Global baskets growing popular
One market source said notes linked to non-U.S. assets are becoming more popular in the structured products market.
"There is more linkage to non-U.S. assets," he said, "but mostly they're part of some global basket."
Another market source said he agreed - but added that it tends to go that way because it is safe to spread the risk out over several currencies rather than place the entire bet on a single one.
"With currencies, you don't want to put all of your risk on one of them," he said. "If one heads south, you've got some cushion there."
JPMorgan's AMR-linked notes
In other news, JPMorgan Cash & Co. said it plans to price 20% reverse exchangeable notes linked to the stock of AMR Corp.
The news comes on the heels of AMR's third-quarter earnings report. Just last week, the company posted a third-quarter profit of $15 million, compared to a net loss of $153 million for the corresponding quarter of 2005.
Notes are due 2007
The JPMorgan notes are due April 30, 2007 and carry a 70% knock-in price.
The 70% knock-in price has been standard with other notes linked to AMR recently.
AMR was recently linked to $496,000 in notes priced by HSBC USA Inc. Those notes, due Jan. 26, 2007, also carried a 70% knock-in level.

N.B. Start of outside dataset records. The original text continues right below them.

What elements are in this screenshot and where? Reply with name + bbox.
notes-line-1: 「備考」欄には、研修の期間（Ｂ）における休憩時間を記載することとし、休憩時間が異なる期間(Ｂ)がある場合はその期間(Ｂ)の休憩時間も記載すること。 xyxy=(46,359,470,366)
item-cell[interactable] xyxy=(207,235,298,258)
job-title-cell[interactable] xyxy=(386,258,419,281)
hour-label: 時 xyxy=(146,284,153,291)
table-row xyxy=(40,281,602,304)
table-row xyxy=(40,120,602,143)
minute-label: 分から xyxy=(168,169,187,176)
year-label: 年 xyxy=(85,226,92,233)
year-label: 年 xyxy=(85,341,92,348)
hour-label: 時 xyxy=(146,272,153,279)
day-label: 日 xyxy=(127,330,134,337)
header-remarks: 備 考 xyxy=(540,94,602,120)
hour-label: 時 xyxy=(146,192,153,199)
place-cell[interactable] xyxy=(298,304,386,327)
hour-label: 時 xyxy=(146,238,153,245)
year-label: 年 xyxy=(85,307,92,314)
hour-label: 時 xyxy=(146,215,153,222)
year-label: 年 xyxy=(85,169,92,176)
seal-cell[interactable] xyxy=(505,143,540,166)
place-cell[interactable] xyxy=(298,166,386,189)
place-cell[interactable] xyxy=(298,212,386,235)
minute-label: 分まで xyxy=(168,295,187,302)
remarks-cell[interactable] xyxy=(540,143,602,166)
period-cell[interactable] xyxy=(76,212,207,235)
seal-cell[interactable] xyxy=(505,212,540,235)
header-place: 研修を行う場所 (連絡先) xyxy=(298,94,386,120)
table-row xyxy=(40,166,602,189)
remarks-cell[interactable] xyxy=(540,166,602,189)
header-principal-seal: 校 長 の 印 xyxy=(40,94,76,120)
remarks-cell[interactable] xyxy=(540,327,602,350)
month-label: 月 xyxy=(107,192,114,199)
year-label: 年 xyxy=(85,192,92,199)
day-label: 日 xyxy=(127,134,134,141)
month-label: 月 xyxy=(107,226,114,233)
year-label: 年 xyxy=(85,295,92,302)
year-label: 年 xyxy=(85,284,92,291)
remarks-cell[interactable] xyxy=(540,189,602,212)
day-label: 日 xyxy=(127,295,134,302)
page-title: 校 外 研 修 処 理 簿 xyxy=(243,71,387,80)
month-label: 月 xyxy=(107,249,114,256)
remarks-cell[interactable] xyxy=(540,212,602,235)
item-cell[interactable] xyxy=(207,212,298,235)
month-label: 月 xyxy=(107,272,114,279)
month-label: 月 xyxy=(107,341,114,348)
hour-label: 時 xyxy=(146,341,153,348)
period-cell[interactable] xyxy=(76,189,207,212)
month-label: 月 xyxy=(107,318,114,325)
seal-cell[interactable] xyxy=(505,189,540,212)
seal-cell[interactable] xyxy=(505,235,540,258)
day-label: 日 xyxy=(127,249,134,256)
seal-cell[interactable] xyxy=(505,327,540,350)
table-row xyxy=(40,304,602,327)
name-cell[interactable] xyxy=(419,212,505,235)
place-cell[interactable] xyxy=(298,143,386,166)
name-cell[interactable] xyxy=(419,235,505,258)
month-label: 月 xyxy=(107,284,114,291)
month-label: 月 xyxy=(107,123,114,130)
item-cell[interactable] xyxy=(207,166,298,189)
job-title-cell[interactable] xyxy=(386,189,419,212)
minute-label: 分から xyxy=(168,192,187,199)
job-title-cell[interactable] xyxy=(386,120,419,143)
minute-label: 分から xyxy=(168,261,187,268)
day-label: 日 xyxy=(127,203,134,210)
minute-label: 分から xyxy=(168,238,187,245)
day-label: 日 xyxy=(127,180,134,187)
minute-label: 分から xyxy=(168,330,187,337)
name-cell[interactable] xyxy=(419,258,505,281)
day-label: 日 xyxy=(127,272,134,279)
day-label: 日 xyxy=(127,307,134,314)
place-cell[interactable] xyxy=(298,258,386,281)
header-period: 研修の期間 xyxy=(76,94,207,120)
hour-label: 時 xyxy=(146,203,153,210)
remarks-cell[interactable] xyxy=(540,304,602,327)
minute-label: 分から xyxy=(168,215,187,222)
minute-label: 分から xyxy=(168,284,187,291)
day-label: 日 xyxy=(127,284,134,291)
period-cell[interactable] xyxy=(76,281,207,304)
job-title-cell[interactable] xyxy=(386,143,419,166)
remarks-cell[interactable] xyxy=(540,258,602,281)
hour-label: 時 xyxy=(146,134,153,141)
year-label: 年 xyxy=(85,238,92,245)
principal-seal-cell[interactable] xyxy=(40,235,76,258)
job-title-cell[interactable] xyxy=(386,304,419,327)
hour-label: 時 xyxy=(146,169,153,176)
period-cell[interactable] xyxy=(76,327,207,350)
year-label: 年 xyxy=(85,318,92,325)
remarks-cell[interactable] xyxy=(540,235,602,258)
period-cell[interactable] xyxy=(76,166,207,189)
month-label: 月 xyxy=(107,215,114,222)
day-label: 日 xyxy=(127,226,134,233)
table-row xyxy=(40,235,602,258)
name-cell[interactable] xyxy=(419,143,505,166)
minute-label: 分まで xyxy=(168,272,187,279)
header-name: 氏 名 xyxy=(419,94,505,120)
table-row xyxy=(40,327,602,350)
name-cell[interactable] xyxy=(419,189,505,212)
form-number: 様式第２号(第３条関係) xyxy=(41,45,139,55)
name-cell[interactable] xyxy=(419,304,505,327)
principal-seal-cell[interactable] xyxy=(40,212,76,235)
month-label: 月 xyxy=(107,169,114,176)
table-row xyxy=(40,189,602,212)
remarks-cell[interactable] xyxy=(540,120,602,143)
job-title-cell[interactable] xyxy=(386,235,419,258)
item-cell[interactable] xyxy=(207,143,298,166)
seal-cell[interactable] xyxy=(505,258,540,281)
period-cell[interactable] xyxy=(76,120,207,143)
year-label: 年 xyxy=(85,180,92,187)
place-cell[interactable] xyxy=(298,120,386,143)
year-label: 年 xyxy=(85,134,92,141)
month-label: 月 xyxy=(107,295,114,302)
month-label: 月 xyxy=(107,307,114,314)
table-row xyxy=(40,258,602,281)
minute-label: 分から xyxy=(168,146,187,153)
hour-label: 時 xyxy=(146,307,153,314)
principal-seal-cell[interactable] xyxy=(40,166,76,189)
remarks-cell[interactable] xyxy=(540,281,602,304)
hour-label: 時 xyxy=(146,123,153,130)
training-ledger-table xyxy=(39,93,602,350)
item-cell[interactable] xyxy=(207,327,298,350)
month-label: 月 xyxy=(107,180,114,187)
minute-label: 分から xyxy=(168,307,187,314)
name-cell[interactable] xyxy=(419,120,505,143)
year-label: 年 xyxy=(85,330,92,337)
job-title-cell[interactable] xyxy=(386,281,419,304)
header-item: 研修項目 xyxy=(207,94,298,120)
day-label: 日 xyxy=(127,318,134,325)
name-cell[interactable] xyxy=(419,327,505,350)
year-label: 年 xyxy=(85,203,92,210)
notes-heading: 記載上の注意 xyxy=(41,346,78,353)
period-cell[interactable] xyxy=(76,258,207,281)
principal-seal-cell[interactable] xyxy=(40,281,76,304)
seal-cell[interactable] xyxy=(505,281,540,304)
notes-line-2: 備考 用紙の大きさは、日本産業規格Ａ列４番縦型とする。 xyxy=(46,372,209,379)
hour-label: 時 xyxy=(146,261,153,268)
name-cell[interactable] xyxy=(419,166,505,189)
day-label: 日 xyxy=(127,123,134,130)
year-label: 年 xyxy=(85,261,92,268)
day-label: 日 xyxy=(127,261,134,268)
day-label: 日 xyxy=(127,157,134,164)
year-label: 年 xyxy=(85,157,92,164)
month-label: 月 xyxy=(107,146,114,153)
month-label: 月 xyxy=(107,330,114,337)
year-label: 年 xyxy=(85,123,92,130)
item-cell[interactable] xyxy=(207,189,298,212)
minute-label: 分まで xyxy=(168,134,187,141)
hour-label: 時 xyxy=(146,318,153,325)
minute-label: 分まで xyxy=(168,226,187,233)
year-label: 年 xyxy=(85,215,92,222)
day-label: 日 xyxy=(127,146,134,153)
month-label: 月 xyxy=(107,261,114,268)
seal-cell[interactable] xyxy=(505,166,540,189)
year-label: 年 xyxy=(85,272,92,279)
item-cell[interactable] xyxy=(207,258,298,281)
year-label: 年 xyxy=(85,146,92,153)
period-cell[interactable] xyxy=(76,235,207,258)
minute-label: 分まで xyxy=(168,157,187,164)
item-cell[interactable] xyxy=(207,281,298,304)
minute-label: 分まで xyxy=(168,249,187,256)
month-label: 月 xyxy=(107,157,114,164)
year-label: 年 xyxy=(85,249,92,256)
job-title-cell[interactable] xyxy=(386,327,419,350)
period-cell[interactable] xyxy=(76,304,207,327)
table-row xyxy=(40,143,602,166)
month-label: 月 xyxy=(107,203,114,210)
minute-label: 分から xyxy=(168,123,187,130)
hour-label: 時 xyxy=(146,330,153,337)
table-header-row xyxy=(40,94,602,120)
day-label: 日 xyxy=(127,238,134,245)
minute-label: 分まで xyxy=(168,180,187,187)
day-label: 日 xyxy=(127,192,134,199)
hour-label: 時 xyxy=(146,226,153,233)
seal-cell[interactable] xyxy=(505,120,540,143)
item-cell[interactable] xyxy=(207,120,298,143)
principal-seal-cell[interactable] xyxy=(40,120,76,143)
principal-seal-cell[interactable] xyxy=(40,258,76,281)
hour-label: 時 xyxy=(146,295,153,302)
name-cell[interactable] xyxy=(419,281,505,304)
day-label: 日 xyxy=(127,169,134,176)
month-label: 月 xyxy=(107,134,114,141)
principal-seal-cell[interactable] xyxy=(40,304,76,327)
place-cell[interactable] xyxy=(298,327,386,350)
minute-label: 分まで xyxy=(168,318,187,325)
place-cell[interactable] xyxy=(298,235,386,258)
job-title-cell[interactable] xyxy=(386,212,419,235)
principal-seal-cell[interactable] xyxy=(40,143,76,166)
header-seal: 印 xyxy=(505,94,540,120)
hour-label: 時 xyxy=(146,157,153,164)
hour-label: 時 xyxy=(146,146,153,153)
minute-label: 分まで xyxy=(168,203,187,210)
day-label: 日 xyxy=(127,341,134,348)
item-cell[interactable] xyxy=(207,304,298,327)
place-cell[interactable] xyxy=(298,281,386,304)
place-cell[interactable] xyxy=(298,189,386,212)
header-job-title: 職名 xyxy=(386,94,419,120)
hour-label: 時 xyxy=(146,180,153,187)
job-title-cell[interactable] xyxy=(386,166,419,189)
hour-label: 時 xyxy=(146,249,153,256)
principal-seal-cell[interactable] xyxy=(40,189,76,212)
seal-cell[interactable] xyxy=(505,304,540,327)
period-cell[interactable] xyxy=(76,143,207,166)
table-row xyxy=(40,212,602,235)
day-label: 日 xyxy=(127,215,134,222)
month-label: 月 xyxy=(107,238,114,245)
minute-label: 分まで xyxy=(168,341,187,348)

Earlier this month, ABN Amro Bank NV announced its plans to price 17% reverse exchangeable notes linked to AMR's stock. Those notes will carry a 70% knock-in level as well.
One market source recently noted that the standard knock-in level for reverse convertibles is between 75% and 80%.
Morgan Stanley's PHLX notes
Morgan Stanley & Co. Inc. priced $20.5 million in performance leveraged upside securities linked to the PHLX Oil Service Sector index.
The 0% notes are due Nov. 20, 2007.
Morgan Stanley managed to price a greater amount of their notes linked to the PHLX than a Merrill Lynch & Co., Inc. offering of notes linked to Oil Service HOLDRs.
Last week, Merrill priced $710,000 in 10% knock-in notes linked to Oil Service HOLDRs.
The notes, due Oct. 23, 2007 carry an 80% knock-in price.
In August, Merrill priced another offering linked to Oil Service HOLDRs for $2,115,000. Those one-year notes carried a coupon of 11%.